Selena jerks in my arms and says something that must be a swear.

“I did, but as I hope you can see, it was for good cause.” I tip my head toward Selena as Dash comes to a halt. “The Moon Goddess summoned me to receive a sky gift.”

“The dragons saw no such visitation by the goddess.” Her gaze falls upon Dash. “And we can see as far as a unicorn can run in that time.”

“Ah, mighty dragon. I beg to differ, but you are wrong,” Dash says, sounding completely unapologetic. “For I am no mere unicorn. I have pooka travel magic.”

“But you have a horn.” Her head cocks to the side as she inspects him even more thoroughly. “You should be able to heal, not travel.”

“What can I say?” He whinnies a laugh and tosses his head. “I’m special.”

“I must record this in the magical lore,” she says. “I will speak with you further on it.” Dragons infamously hoard, just as the tales say. Only it’s knowledge, not gold. Though for all I know, they have a mountain of the precious metal as well.

“I would be delighted to tell you how exemplary I am,” Dash says, amused.

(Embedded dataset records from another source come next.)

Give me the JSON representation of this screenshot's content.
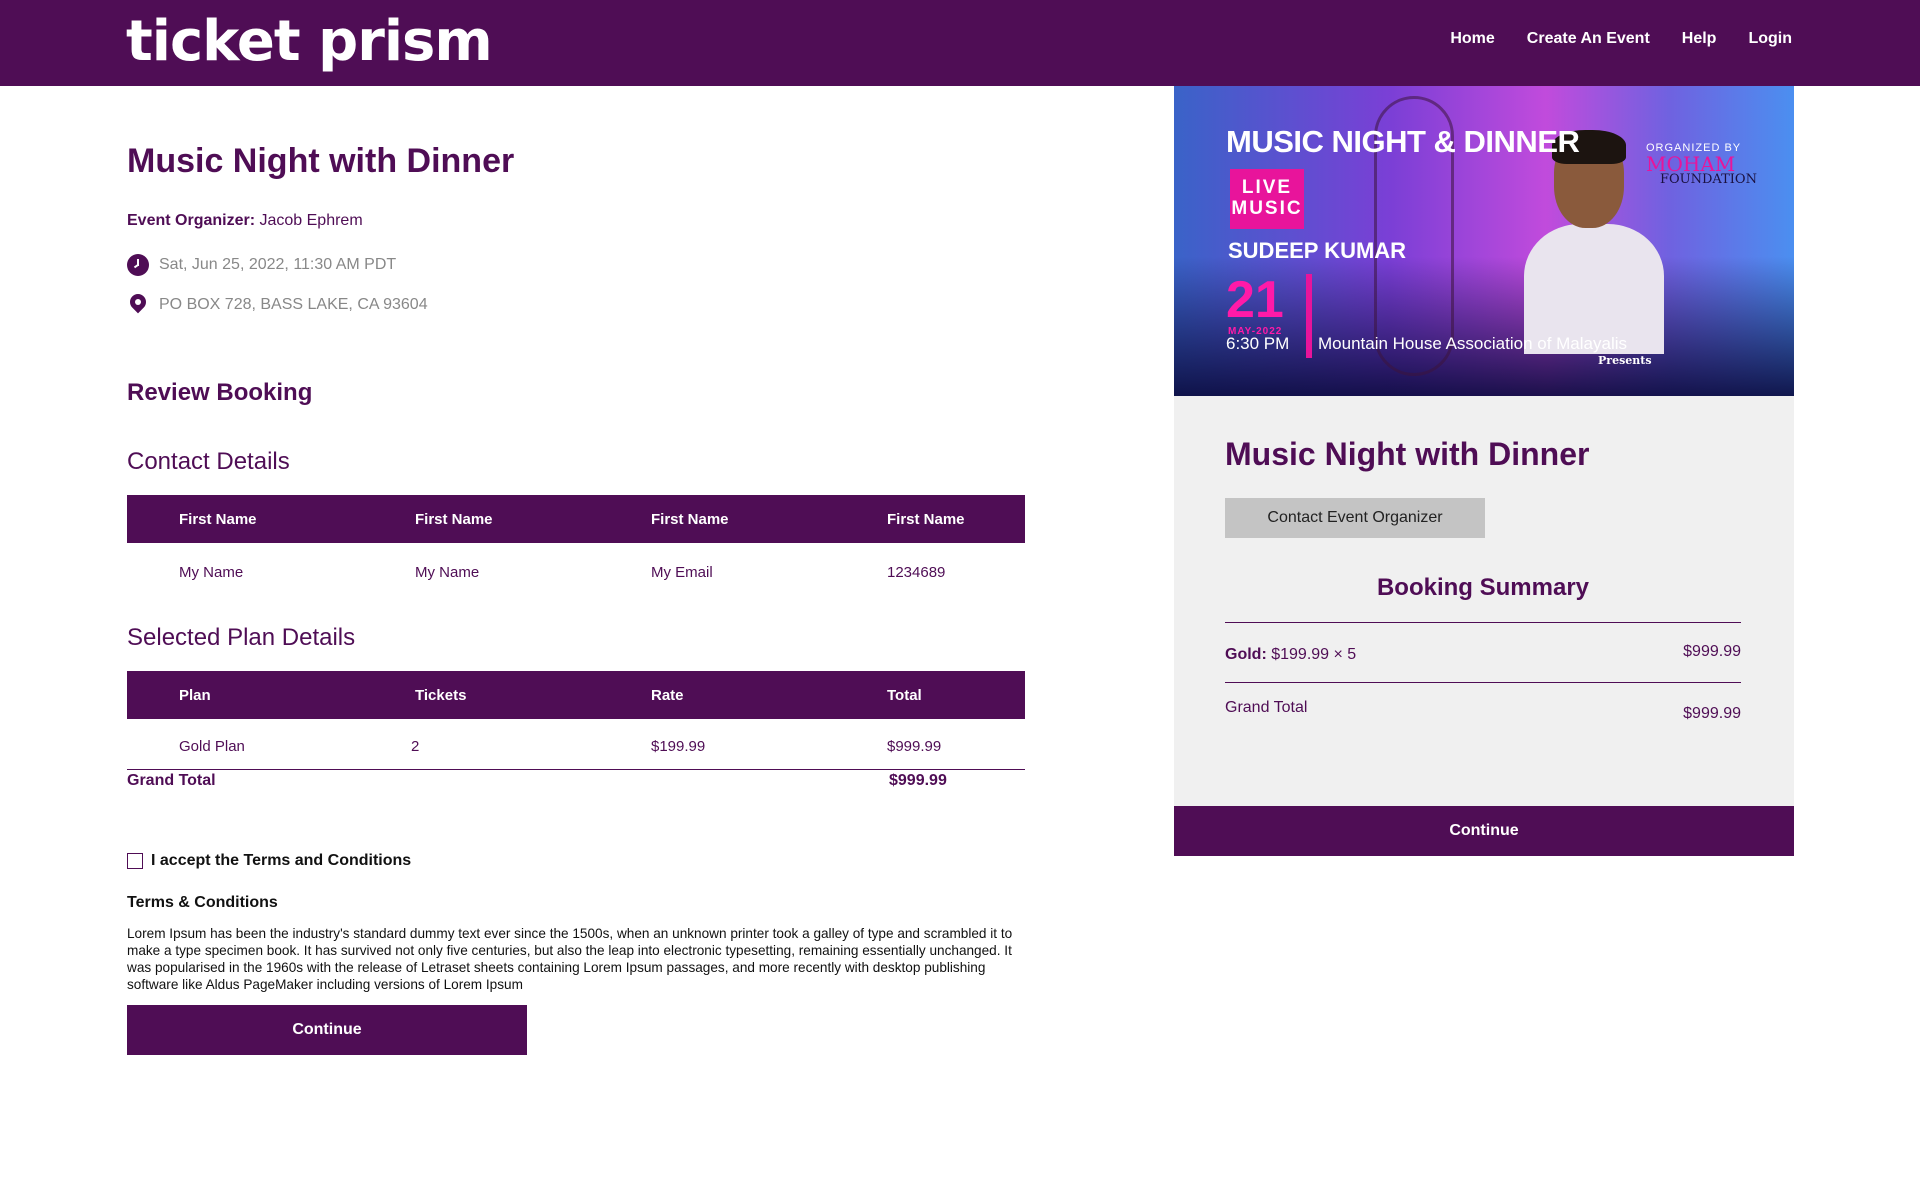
{
  "header": {
    "logo": "ticket prism",
    "nav": [
      "Home",
      "Create An Event",
      "Help",
      "Login"
    ]
  },
  "event": {
    "title": "Music Night with Dinner",
    "organizer_label": "Event Organizer:",
    "organizer_name": "Jacob Ephrem",
    "date": "Sat, Jun 25, 2022, 11:30 AM PDT",
    "location": "PO BOX 728, BASS LAKE, CA 93604"
  },
  "review": {
    "heading": "Review Booking",
    "contact_heading": "Contact Details",
    "contact_columns": [
      "First Name",
      "First Name",
      "First Name",
      "First Name"
    ],
    "contact_values": [
      "My Name",
      "My Name",
      "My Email",
      "1234689"
    ],
    "plan_heading": "Selected Plan Details",
    "plan_columns": [
      "Plan",
      "Tickets",
      "Rate",
      "Total"
    ],
    "plan_values": [
      "Gold Plan",
      "2",
      "$199.99",
      "$999.99"
    ],
    "grand_total_label": "Grand Total",
    "grand_total_value": "$999.99",
    "terms_checkbox_label": "I accept the Terms and Conditions",
    "terms_checked": false,
    "terms_heading": "Terms & Conditions",
    "terms_text": "Lorem Ipsum has been the industry's standard dummy text ever since the 1500s, when an unknown printer took a galley of type and scrambled it to make a type specimen book. It has survived not only five centuries, but also the leap into electronic typesetting, remaining essentially unchanged. It was popularised in the 1960s with the release of Letraset sheets containing Lorem Ipsum passages, and more recently with desktop publishing software like Aldus PageMaker including versions of Lorem Ipsum",
    "continue_label": "Continue"
  },
  "banner": {
    "title": "MUSIC NIGHT & DINNER",
    "live_music": "LIVE MUSIC",
    "artist": "SUDEEP KUMAR",
    "day": "21",
    "month": "MAY-2022",
    "time": "6:30 PM",
    "presenter": "Mountain House Association of Malayalis",
    "presents": "Presents",
    "organized_by_label": "ORGANIZED BY",
    "organized_by_name": "MOHAM",
    "organized_by_suffix": "FOUNDATION"
  },
  "sidebar": {
    "title": "Music Night with Dinner",
    "contact_button": "Contact Event Organizer",
    "summary_heading": "Booking Summary",
    "line_item_label": "Gold:",
    "line_item_detail": "$199.99 × 5",
    "line_item_amount": "$999.99",
    "grand_total_label": "Grand Total",
    "grand_total_amount": "$999.99",
    "continue_label": "Continue"
  },
  "colors": {
    "brand": "#4f0d55",
    "card_bg": "#f0f0f0",
    "secondary_button": "#c4c4c4",
    "accent_pink": "#e8149b"
  }
}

Then Sheevora returns her attention to me and the woman I hold in my arms. “And so you have a moon bound bride.”

“No, she isn’t mine.” The words tear from my throat as I slide from the unicorn’s back.

“He’s in denial,” Dash says.

“No, I’m not.” I glare at him, then lift Selena to the ground. My hands don’t want to leave her waist. “Selena’s too young, too...”

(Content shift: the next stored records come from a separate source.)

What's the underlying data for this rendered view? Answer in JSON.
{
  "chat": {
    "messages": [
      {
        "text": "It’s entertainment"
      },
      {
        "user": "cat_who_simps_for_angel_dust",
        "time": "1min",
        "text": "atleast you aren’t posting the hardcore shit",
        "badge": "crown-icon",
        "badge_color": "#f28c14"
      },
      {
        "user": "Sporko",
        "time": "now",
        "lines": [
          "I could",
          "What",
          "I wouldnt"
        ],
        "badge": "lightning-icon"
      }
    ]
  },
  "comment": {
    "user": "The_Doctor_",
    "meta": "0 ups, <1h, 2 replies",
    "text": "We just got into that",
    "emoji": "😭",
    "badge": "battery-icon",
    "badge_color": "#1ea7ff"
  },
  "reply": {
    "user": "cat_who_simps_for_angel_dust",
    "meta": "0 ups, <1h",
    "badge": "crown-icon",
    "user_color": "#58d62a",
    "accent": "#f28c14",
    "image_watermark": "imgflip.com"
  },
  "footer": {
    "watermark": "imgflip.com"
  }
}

She looks up at me, her copper-brown eyes warmer than the sun.

She’s too beautiful and happy and perfect. I would not see her joy marred.

My hands drop, and I take a step back. “She’s not mine.”

“Are you quite certain?” the dragon asks. “What does she have to say on the matter?”

“I don’t know. We can’t speak.”

“Let’s fix that.” Sheevora reaches forward, one huge talon extended toward Selena.

A confused mixture of anticipation and dread swirls within me. It will be good to be able to talk to Selena .

Yet even though I know it would be best for her to say so, and even though I know it to be true, it will be horrible to hear that she finds me far too grumpy and old.